How to identify pigs and piglets before moving them off your holding.
You must tag, tattoo or mark pigs aged 12 months or older with your official herd mark before they leave your holding.
The only exemption is if you’re moving piglets aged 12 months or less between 2 farms.
Types of identifier
You can use any of these identifiers:
- an ear tag
- a tattoo on 1 of the animal’s ears
- 2 slap marks applied to both of the pig’s front shoulders using permanent ink
Ear tags must start with the letters ‘UK’ and information must be printed or stamped, not handwritten.
Slap marks and tattoos don’t need to include the letters ‘UK’. You can use compressed air equipment to apply slap marks.
Information required on identifiers
All identifiers you apply must show your herd mark.
You must also select a unique identification number for the pig and add it to the identifier, if you’re moving pigs to:
- an exhibition or show
- an artificial insemination (AI) centre or any other breeding location
- another country (within, or outside the EU)
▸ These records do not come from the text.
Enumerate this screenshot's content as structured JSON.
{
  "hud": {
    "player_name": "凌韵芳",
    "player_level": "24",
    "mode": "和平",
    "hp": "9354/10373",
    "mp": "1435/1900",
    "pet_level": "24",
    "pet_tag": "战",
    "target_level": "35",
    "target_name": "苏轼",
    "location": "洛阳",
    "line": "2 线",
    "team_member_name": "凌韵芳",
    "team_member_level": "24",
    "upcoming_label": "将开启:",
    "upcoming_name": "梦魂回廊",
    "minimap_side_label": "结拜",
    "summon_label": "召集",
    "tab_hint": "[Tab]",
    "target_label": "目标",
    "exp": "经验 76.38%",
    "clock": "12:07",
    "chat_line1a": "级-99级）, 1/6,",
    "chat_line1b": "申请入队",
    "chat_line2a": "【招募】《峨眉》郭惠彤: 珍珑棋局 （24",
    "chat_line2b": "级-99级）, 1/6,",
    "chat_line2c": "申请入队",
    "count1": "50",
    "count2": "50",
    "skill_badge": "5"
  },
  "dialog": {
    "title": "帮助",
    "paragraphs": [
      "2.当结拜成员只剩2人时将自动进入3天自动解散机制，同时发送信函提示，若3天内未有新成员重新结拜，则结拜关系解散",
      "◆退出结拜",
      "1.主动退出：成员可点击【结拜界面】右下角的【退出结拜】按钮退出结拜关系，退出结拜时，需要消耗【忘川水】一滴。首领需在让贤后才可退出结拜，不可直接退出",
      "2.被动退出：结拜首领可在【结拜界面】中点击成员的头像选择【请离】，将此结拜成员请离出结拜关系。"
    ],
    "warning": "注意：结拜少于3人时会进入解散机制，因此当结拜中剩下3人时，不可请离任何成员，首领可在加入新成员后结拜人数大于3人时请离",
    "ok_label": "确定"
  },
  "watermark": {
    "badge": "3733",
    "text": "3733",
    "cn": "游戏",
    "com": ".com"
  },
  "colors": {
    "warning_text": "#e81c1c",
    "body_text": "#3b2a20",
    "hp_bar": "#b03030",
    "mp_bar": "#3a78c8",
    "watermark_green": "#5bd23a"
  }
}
You don’t have to select an identification number and add it to the identifier if you’re moving pigs anywhere else, eg to another holding, market or abattoir.
You don’t have to tag, tattoo or mark pigs aged 12 months or less with identification details, if you’re moving them from one farm holding to another farm holding.
For such moves you can instead identify them using a temporary paint mark, eg a red line, black cross, or blue circle.
The mark must last until the piglet reaches the destination holding.
The piglet must be accompanied by a haulier summary / movement document (HS/MD) which identifies the holding from which it was moved.
If you’re moving pigs aged 12 months or less anywhere else, (eg to a market, abattoir or show) you must tag, tattoo or mark them with identification details like adult pigs.
Identify imported animals
You must tag, tattoo or mark any pigs you import from outside the EU to your holding with your herd mark.
You don’t have to tag, tattoo or mark the pigs, if you’re sending them for slaughter within 30 days of their arrival in the UK.